Thompson now sees it Rudy's way

by Michael Goodwin
10/28/2009

UNLESS he defies expecta tions and runs for gov ernor, Rudy Giuliani's po litical career is probably over. Yet his time out of office has not dulled his ability to send New York liberals into spells of crazy talk.

Soon after the former mayor endorsed Mike Bloomberg by telling an Orthodox Jewish group that crime could rise again and the city "could very easily be taken back to the way it was with the wrong political leadership," supporters of Bill Thompson rushed to accuse the ex-mayor of race-baiting and code words.

Even Thompson, the black Democratic mayoral nominee, charged Giuliani and Bloomberg with using the "the politics of fear." Hmmm. Mighty curious, that.

Because five days later, speaking on a radio show that also has an Orthodox audience and host, Thompson himself was banging hard on the crime drum.

"We can't go back to where this city was. We need to be tough on crime," Thompson said to Democratic Assemblyman Dov Hikind. "We need to make sure that the Police Department right now doesn't lose any more of its police officers. We need to hold firm on crime, on the number of police officers."
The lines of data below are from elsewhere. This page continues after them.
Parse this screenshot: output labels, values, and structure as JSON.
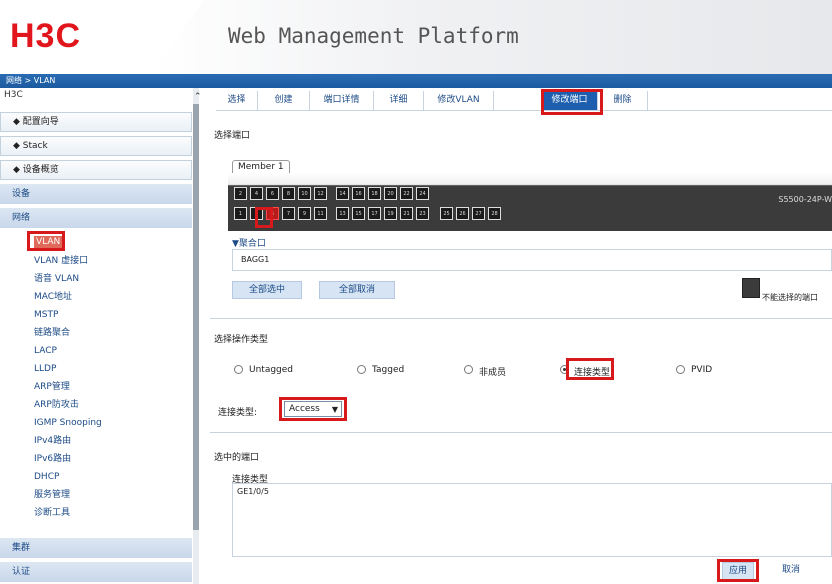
{
  "header": {
    "logo": "H3C",
    "title": "Web Management Platform"
  },
  "breadcrumb": "网络 > VLAN",
  "sidebar": {
    "root": "H3C",
    "sections": [
      "◆ 配置向导",
      "◆ Stack",
      "◆ 设备概览"
    ],
    "groups": {
      "device": "设备",
      "network": "网络",
      "cluster": "集群",
      "auth": "认证"
    },
    "items": [
      "VLAN",
      "VLAN 虚接口",
      "语音 VLAN",
      "MAC地址",
      "MSTP",
      "链路聚合",
      "LACP",
      "LLDP",
      "ARP管理",
      "ARP防攻击",
      "IGMP Snooping",
      "IPv4路由",
      "IPv6路由",
      "DHCP",
      "服务管理",
      "诊断工具"
    ]
  },
  "tabs": [
    "选择",
    "创建",
    "端口详情",
    "详细",
    "修改VLAN",
    "修改端口",
    "删除"
  ],
  "port_select": {
    "title": "选择端口",
    "member_tab": "Member 1",
    "top_ports": [
      "2",
      "4",
      "6",
      "8",
      "10",
      "12",
      "14",
      "16",
      "18",
      "20",
      "22",
      "24"
    ],
    "bottom_ports": [
      "1",
      "3",
      "5",
      "7",
      "9",
      "11",
      "13",
      "15",
      "17",
      "19",
      "21",
      "23"
    ],
    "extra_ports": [
      "25",
      "26",
      "27",
      "28"
    ],
    "selected_port": "5",
    "model": "S5500-24P-W",
    "agg_title": "▼聚合口",
    "agg_value": "BAGG1",
    "select_all": "全部选中",
    "deselect_all": "全部取消",
    "legend": "不能选择的端口"
  },
  "op_type": {
    "title": "选择操作类型",
    "options": [
      "Untagged",
      "Tagged",
      "非成员",
      "连接类型",
      "PVID"
    ],
    "selected": "连接类型"
  },
  "link_type": {
    "label": "连接类型:",
    "value": "Access"
  },
  "selected_ports": {
    "title": "选中的端口",
    "column": "连接类型",
    "value": "GE1/0/5"
  },
  "actions": {
    "apply": "应用",
    "cancel": "取消"
  },
  "colors": {
    "accent": "#1d5fae",
    "highlight": "#d7191c",
    "logo": "#e1161d"
  }
}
Thompson called the NYPD "the best police force in the world" and said, "I would be tougher on crime" than Bloomberg. After noting that residents in black neighborhoods, including Bedford-Stuyvesant, where he grew up, suffered most during crime waves, Thompson finished with a flourish: "We will never go back."

Whoa, Nellie. Time out for a reality check.

The language Thompson used was similar enough to Giuliani's that some Bloomberg supporters accused Thompson of hypocrisy. It's a fair point, but there's a more important conclusion to be drawn, one that demonstrates how far New York has come.

As Thompson's law-and-order vow shows, a broad consensus now demands a large, aggressive police force that targets miscreants and protects the innocent. Talk about "root causes" and sympathy for the perps is still heard in some quarters, but no longer dominates discussion of crime and social policy.

Bad guys are out. Cops are heroes, not pigs.

Sixteen years of falling crime under Giuliani and Bloomberg have changed the way the city looks at itself. The implications of safer streets are as enormous as the benefits.

The last two real-estate booms were not confined to central Manhattan. Whole swaths of outer-borough neighborhoods, once considered off-limits for anybody with a choice, have been reclaimed for families and businesses. The subways and schools are safer, too.

Most important, the bar of expectations on policing and politics is higher. During the 30-year run-up in crime, when murders climbed from 500 to 2,300, before they started back down to 500 under Giuliani and Bloomberg, police commissioners came and went, but not a single one, to my knowledge, was fired because crime was out of control.

The assumption in the bad old days was that preventing crime wasn't possible except with social programs. Therefore, neither cops nor their boss should be held accountable.

No more. Now the job doesn't start after a mugging or a murder. Prevention is the yardstick for success up and down the chain of command and into City Hall.

That's a fact emphatically confirmed by Thompson's anti-crime pledge. When a veteran of the liberal establishment sounds the trumpet for the NYPD and campaigns on the promise of lower crime, you know the city has changed for the better.

One more fact. Giuliani was the difference. He proved that a larger, better-trained and better-managed force could prevent crime. By the time he left office, a new idea had taken hold.

Bloomberg, despite his love-hate relationship with his predecessor, acknowledges that he and his top cop, Ray Kelly, have been able to push crime down 35 percent more, thanks largely to the foundation Giuliani built.

With Thompson buying in, the circle is now complete. If he pulls an election upset, New Yorkers have his word: "We will never go back."